While the method of recording might have been extremely guerilla, the gear Morello was using to make the sound was certainly not. He plugged into his trusty Marshall 2205, the effects pedals that have been on his board for decades, and the guitars he had at home which he says number about 30. That didn’t mean he wasn’t going outside of his comfort zone with it, however.

The Atlas Underground Flood is my 22nd studio album that I’ve made, but it was very different,” he insists. “Because normally you record, you sit and listen back and you do multiple takes – there’s none of that! My phone is sitting on a chair, you hit record, here’s today’s four ideas, and I ship them off to whoever – whether it’s Refused or it’s Sama’ Abdulhadi, or it’s Jim James.

“And then one of those, or two of those, or all of those as is become the song. And it’s really liberating in a way. Like for example, Hard Times is the $50 Kay guitar that was my first ever guitar – it’s an SG knockoff. But one night, those guys were actually in the studio, and they hit me up like, ‘Hey send us some riffs, we got Jim James in the studio!’ And I’m like, ‘Great!’ So I just pulled that one out, recorded about five riffs, they picked two of them and the song was done, just like that. So I like the spontaneity of it.”

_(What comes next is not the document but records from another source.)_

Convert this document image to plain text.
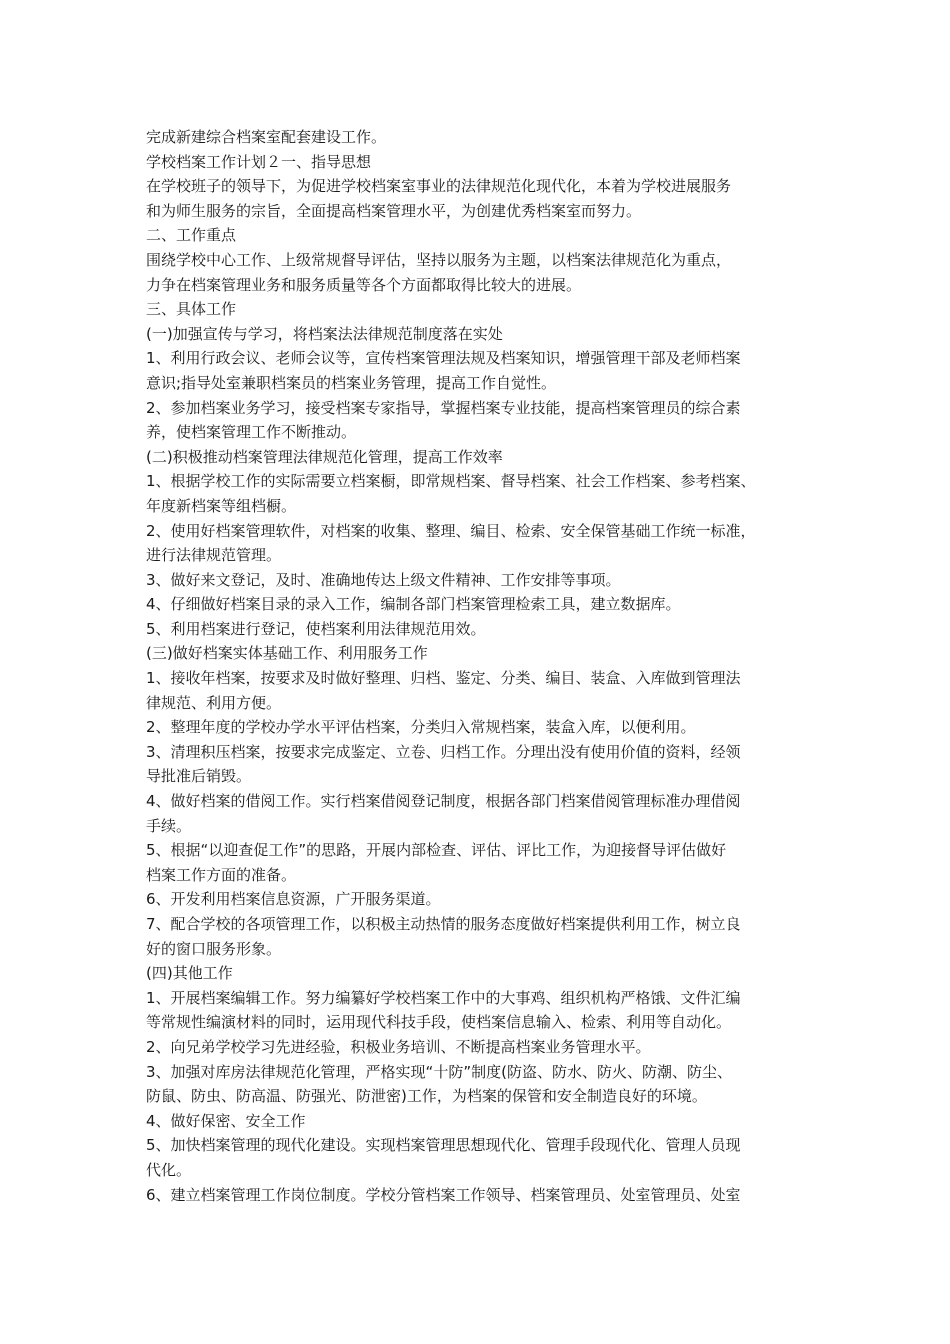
完成新建综合档案室配套建设工作。
学校档案工作计划２一、指导思想
在学校班子的领导下，为促进学校档案室事业的法律规范化现代化，本着为学校进展服务
和为师生服务的宗旨，全面提高档案管理水平，为创建优秀档案室而努力。
二、工作重点
围绕学校中心工作、上级常规督导评估，坚持以服务为主题，以档案法律规范化为重点，
力争在档案管理业务和服务质量等各个方面都取得比较大的进展。
三、具体工作
(一)加强宣传与学习，将档案法法律规范制度落在实处
1、利用行政会议、老师会议等，宣传档案管理法规及档案知识，增强管理干部及老师档案
意识;指导处室兼职档案员的档案业务管理，提高工作自觉性。
2、参加档案业务学习，接受档案专家指导，掌握档案专业技能，提高档案管理员的综合素
养，使档案管理工作不断推动。
(二)积极推动档案管理法律规范化管理，提高工作效率
1、根据学校工作的实际需要立档案橱，即常规档案、督导档案、社会工作档案、参考档案、
年度新档案等组档橱。
2、使用好档案管理软件，对档案的收集、整理、编目、检索、安全保管基础工作统一标准，
进行法律规范管理。
3、做好来文登记，及时、准确地传达上级文件精神、工作安排等事项。
4、仔细做好档案目录的录入工作，编制各部门档案管理检索工具，建立数据库。
5、利用档案进行登记，使档案利用法律规范用效。
(三)做好档案实体基础工作、利用服务工作
1、接收年档案，按要求及时做好整理、归档、鉴定、分类、编目、装盒、入库做到管理法
律规范、利用方便。
2、整理年度的学校办学水平评估档案，分类归入常规档案，装盒入库，以便利用。
3、清理积压档案，按要求完成鉴定、立卷、归档工作。分理出没有使用价值的资料，经领
导批准后销毁。
4、做好档案的借阅工作。实行档案借阅登记制度，根据各部门档案借阅管理标准办理借阅
手续。
5、根据“以迎查促工作”的思路，开展内部检查、评估、评比工作，为迎接督导评估做好
档案工作方面的准备。
6、开发利用档案信息资源，广开服务渠道。
7、配合学校的各项管理工作，以积极主动热情的服务态度做好档案提供利用工作，树立良
好的窗口服务形象。
(四)其他工作
1、开展档案编辑工作。努力编纂好学校档案工作中的大事鸡、组织机构严格饿、文件汇编
等常规性编演材料的同时，运用现代科技手段，使档案信息输入、检索、利用等自动化。
2、向兄弟学校学习先进经验，积极业务培训、不断提高档案业务管理水平。
3、加强对库房法律规范化管理，严格实现“十防”制度(防盗、防水、防火、防潮、防尘、
防鼠、防虫、防高温、防强光、防泄密)工作，为档案的保管和安全制造良好的环境。
4、做好保密、安全工作
5、加快档案管理的现代化建设。实现档案管理思想现代化、管理手段现代化、管理人员现
代化。
6、建立档案管理工作岗位制度。学校分管档案工作领导、档案管理员、处室管理员、处室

Ultimately though, these records were about Morello proving something to himself – like so many of us the early months of the pandemic sucked the inspiration out of him, and left him in a creative funk.

“During the first four months of lockdown, I didn’t touch a guitar,” he reveals. “For the first time in my life, I didn’t touch a guitar, I didn’t play, I was completely uninspired creatively. But as the time went on I was like, ‘This is an opportunity to really push myself as a guitar player… and to outflank some of the things I’ve done before.’ So you’ve got the flamenco-shreddery Warrior Spirit to the San Holo track [A Radical In The Family], which is this ethereal, anthemic one, then to Harlem Hellfighters which is just a fucking an EDM, heavy metal jam. And then there’s the Sama’ Abdulhadi one [On The Short Of Eternity] that’s like this eight-minute Arabic trance, Coltrane kind of vibe. I look at those four songs and I feel pretty good about where I’m at. I was not stunted during this lockdown, I was able to push forward!”

The Atlas Underground Flood is out now on Mom + Pop Records.